Non ! Ne me laissez pas ! Cria Louis du plus fort qu’il pouvait. Je vous supplie, ne me laissez pas !
En criant aussi fort, il espérait que sa voix ne s’étouffe pas avant d’avoir touché les parois. Il hurla et hurla à s’en briser la voix. Bientôt fatigué, bavant de tristesse et de colère, il s’endormit finalement à même le sol, dans la faible chaleur que lui procurait les draps de son corps.
Ce fut des petits coups à la porte de sa cellule qui le réveilla. En sursaut, il releva la tête et attendit. Le son se reproduisit. Bizarrement, Louis savait qu’au troisième coup, il raterait sa chance. Le garçon se leva d’un bond et ouvrit la porte. Une silhouette lumineuse se tenait devant lui. Louis dû plisser des yeux face au rayonnement que projetait la personne.
Vous êtes un ange ? Se risqua le garçon. Un ange qui vient me chercher ?
De nouvelles larmes montèrent aux yeux de l’enfant. Le ciel semblait avoir fait son choix. La silhouette s’agenouilla à la hauteur de Louis et lui caressa le visage d’une main maternelle.
Oui mon garçon. Je t’emmène.
Louis tressailli malgré la chaleur qu’apportait l’ange.
Non ! Je ne veux pas ! Ils ont besoin de moi.
Le garçon crut voir la silhouette sourire. Il serra les poings pour montrer sa détermination à vouloir rester ici.
Le chemin sera long et incertain. Tu es sûr ?
Louis se tourna vers le lit où reposait son corps. Il s’en rapprocha et regarda son visage. Il hocha la tête pour montrer qu’il n’était pas prêt, pas encore. Il voulait se donner une chance.
Alors soit. Tu auras toujours le choix.
La porte se referma lentement, laissant l’enfant seul dans une presque obscurité. Soudain, le sol se mit à trembler. Les murs se fissurèrent. Le lit se balançait sur les côtés. Louis poussa un cri strident et s’accrocha au lit. Il sentit le sol se dérober sous ses pieds. Bientôt, la cellule sombra, comme un ascenseur qui chutait à toute vitesse. Louis volait. Il devait s’accrocher pour ne pas être séparé de son corps.
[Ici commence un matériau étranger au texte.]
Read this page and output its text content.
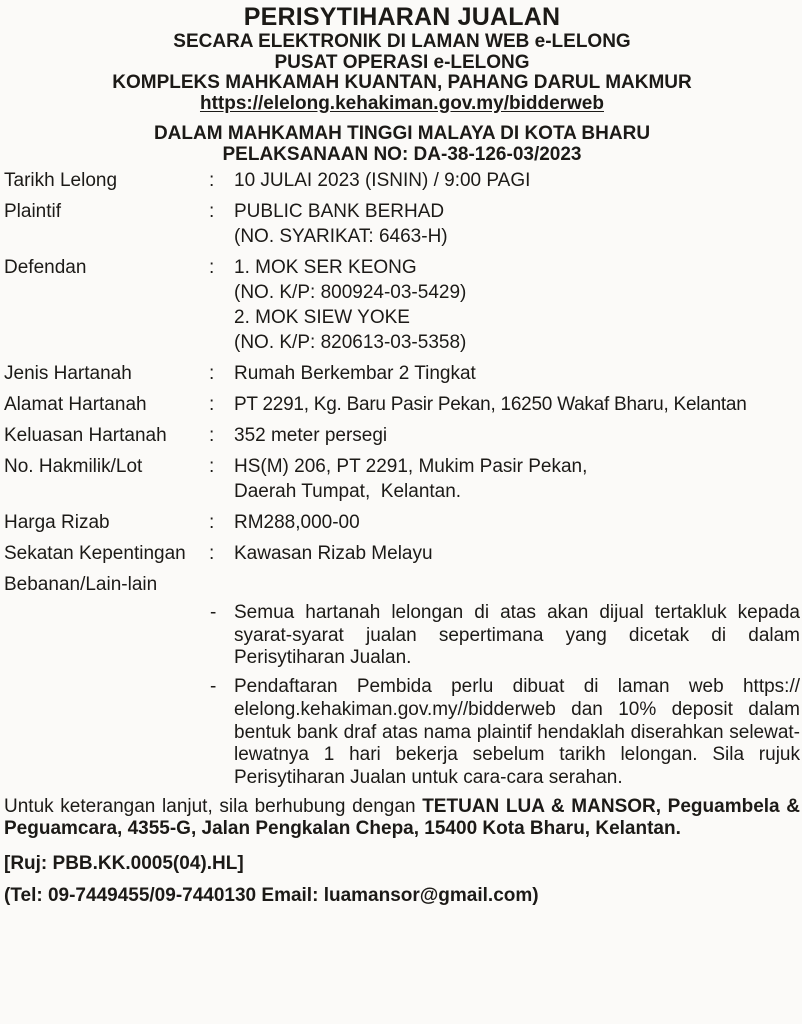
PERISYTIHARAN JUALAN
SECARA ELEKTRONIK DI LAMAN WEB e-LELONG
PUSAT OPERASI e-LELONG
KOMPLEKS MAHKAMAH KUANTAN, PAHANG DARUL MAKMUR
https://elelong.kehakiman.gov.my/bidderweb
DALAM MAHKAMAH TINGGI MALAYA DI KOTA BHARU
PELAKSANAAN NO: DA-38-126-03/2023
Tarikh Lelong	:	10 JULAI 2023 (ISNIN) / 9:00 PAGI
Plaintif	:	PUBLIC BANK BERHAD
(NO. SYARIKAT: 6463-H)
Defendan	:	1. MOK SER KEONG
(NO. K/P: 800924-03-5429)
2. MOK SIEW YOKE
(NO. K/P: 820613-03-5358)
Jenis Hartanah	:	Rumah Berkembar 2 Tingkat
Alamat Hartanah	:	PT 2291, Kg. Baru Pasir Pekan, 16250 Wakaf Bharu, Kelantan
Keluasan Hartanah	:	352 meter persegi
No. Hakmilik/Lot	:	HS(M) 206, PT 2291, Mukim Pasir Pekan,
Daerah Tumpat,  Kelantan.
Harga Rizab	:	RM288,000-00
Sekatan Kepentingan	:	Kawasan Rizab Melayu
Bebanan/Lain-lain
- Semua hartanah lelongan di atas akan dijual tertakluk kepada syarat-syarat jualan sepertimana yang dicetak di dalam Perisytiharan Jualan.
- Pendaftaran Pembida perlu dibuat di laman web https:// elelong.kehakiman.gov.my//bidderweb dan 10% deposit dalam bentuk bank draf atas nama plaintif hendaklah diserahkan selewat-lewatnya 1 hari bekerja sebelum tarikh lelongan. Sila rujuk Perisytiharan Jualan untuk cara-cara serahan.
Untuk keterangan lanjut, sila berhubung dengan TETUAN LUA & MANSOR, Peguambela & Peguamcara, 4355-G, Jalan Pengkalan Chepa, 15400 Kota Bharu, Kelantan.
[Ruj: PBB.KK.0005(04).HL]
(Tel: 09-7449455/09-7440130 Email: luamansor@gmail.com)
Il arriva avec grande difficulté à se hisser sur le lit et se tenait à présent au-dessus de lui. Louis se prit dans ses bras au bout d’un instant. Au moment où leur corps se touchèrent, le temps sembla s’arrêter. À présent, Louis ne volait plus. Il flottait. Ils flottaient. Bloqué dans l’obscurité, le garçon tourna la tête sur chaque côté pour essayer de distinguer le moindre détail.
Il se sentit aspirer. Il se sentit enfermé dans son propre corps. Louis se sentait si lourd, si lasse et si fatigué. Il essayait de bouger son index mais c’était comme s’il essayait de faire bouger une montagne. Il tenta d’ouvrir les yeux mais ses paupières étaient comme verrouiller. Louis se força à réaliser un ultime essaie. Il grogna la bouche fermée. Un faible son sortit de ses cordes vocales.
Mon chéri ? S’étonnèrent heureux les deux parents.
Louis grogna une nouvelle fois. Sa mère prit sa main droite dans les siennes et son père fit de même avec sa main gauche. Ils faisaient ça pour l’encourager à sortir de ce mutisme. Presque trois ans s’étaient passé mais leur amour inconditionnel leur avait permis de se retrouver.